Un accès à une contre-expertise peu respectueux des droits de la défense

La nouvelle réglementation intégrant dans le code de la route les prélèvements salivaires, issue du décret du 24 août 2016, vient en effet encadrer les possibilités laissées au conducteur de solliciter une contre-expertise. Une première lecture laisse penser qu’il s’est agi d’un simple alignement sur le délai de 5 jours, applicable en matière d’alcoolémie (lorsque celle-ci est prouvée par analyse sanguine), l’article R. 235-11 du code de la route prévoyant :

« Dans un délai de cinq jours suivant la notification des résultats de l’analyse de son prélèvement salivaire ou sanguin, à condition, dans le premier cas, qu’il se soit réservé la possibilité prévue au deuxième alinéa du I de l’article R. 235-6, le conducteur peut demander au procureur de la République, au juge d’instruction ou à la juridiction de jugement qu’il soit procédé à partir du tube prévu au second alinéa de l’article R. 235-9 à un examen technique ou à une expertise en application des articles 60,77-1 et 156 du code de procédure pénale ».

Or, lorsque la vérification est opérée à partir de prélèvements salivaires, cette possibilité laissée au conducteur de solliciter une contre-expertise ne lui est permise qu’immédiatement après les prélèvements. En pratique, c’est donc l’officier ou l’agent de police judiciaire qui demande au conducteur s’il souhaite se réserver la possibilité de solliciter une contre-expertise. Si la réponse est positive, il est procédé dans le plus court délai possible à un prélèvement sanguin.

Or, on le comprend bien, dans presque 100 % des contrôles, le conducteur n’aura pas la présence d’esprit de solliciter ladite contre-expertise, pourtant fondamentale pour la défense de son dossier.

D’abord, parce que en exigeant que le choix d’exercer son droit à contre-expertise soit donné immédiatement, c’est-à-dire de facto sur le bord de la route, au moment même du contrôle routier, il n’est plus donné au conducteur la possibilité de prendre conseil auprès d’un avocat ou tout simplement de proches.

Ensuite, parce qu’il paraît évident que les agents ou officiers de police judiciaire, n’alerteront pas les conducteurs sur les risques procéduraux à ne pas solliciter une telle expertise.

Enfin, parce que, aux termes des dispositions précitées, la contre-expertise est toujours réalisée à partir d’analyse sanguine.

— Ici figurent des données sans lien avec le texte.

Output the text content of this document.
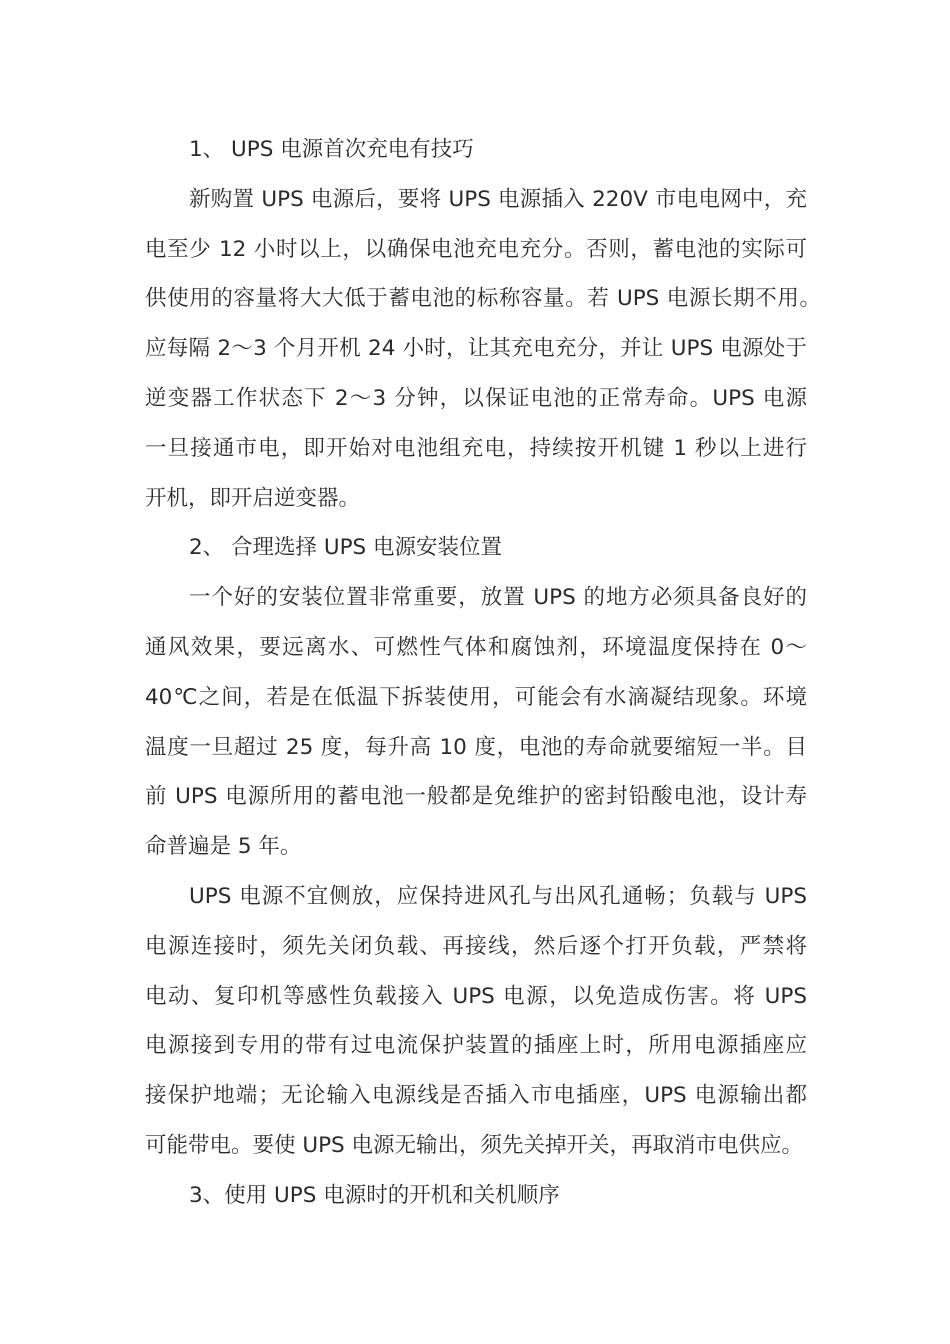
1、 UPS 电源首次充电有技巧
新购置 UPS 电源后，要将 UPS 电源插入 220V 市电电网中，充
电至少 12 小时以上，以确保电池充电充分。否则，蓄电池的实际可
供使用的容量将大大低于蓄电池的标称容量。若 UPS 电源长期不用。
应每隔 2～3 个月开机 24 小时，让其充电充分，并让 UPS 电源处于
逆变器工作状态下 2～3 分钟，以保证电池的正常寿命。UPS 电源
一旦接通市电，即开始对电池组充电，持续按开机键 1 秒以上进行
开机，即开启逆变器。
2、 合理选择 UPS 电源安装位置
一个好的安装位置非常重要，放置 UPS 的地方必须具备良好的
通风效果，要远离水、可燃性气体和腐蚀剂，环境温度保持在 0～
40℃之间，若是在低温下拆装使用，可能会有水滴凝结现象。环境
温度一旦超过 25 度，每升高 10 度，电池的寿命就要缩短一半。目
前 UPS 电源所用的蓄电池一般都是免维护的密封铅酸电池，设计寿
命普遍是 5 年。
UPS 电源不宜侧放，应保持进风孔与出风孔通畅；负载与 UPS
电源连接时，须先关闭负载、再接线，然后逐个打开负载，严禁将
电动、复印机等感性负载接入 UPS 电源，以免造成伤害。将 UPS
电源接到专用的带有过电流保护装置的插座上时，所用电源插座应
接保护地端；无论输入电源线是否插入市电插座，UPS 电源输出都
可能带电。要使 UPS 电源无输出，须先关掉开关，再取消市电供应。
3、使用 UPS 电源时的开机和关机顺序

Cette circonstance la rend extrêmement dissuasive pour le conducteur, qui a le choix entre rentrer chez lui (s’il ne sollicite pas de contre-expertise), ou se rendre au centre hospitalier, le plus souvent en pleine nuit, escorté par deux agents, aux fins de prélèvements sanguins (s’il sollicite une contre-expertise).

En définitive, ce n’est que quelques jours après le contrôle que les résultats lui seront notifiés. Mais à ce stade, plus aucune contestation des analyses ne sera possible.

A vouloir sanctionner vite et bien une infraction au code de la route, à la faveur des enjeux d’une sécurité routière devenue socialement impérative, on en oublie l’exercice effectif des droits de la défense.

 

Ce qu’il faut retenir :

  • La généralisation des kits salivaires a changé la donne des contrôles routiers sanctionnant l’usage des stupéfiants, pour les banaliser dans le sens d’une harmonisation avec les contrôles de l’imprégnation alcoolique.
  • Le contrôle se déroule en deux étapes : un premier test salivaire est réalisé aux fins de dépistage (environ 8 minutes) ; si celui-ci se révèle positif, il est procédé à un second prélèvement salivaire pour vérification des résultats en laboratoire.
  • Quatre familles de stupéfiants sont dépistées : cannabis, amphétamines, cocaïne, et opiacés.
  • Tout conducteur souhaitant se défendre devra solliciter immédiatement, lors même du contrôle routier, une contre-expertise, qui sera nécessairement réalisée par analyse sanguine.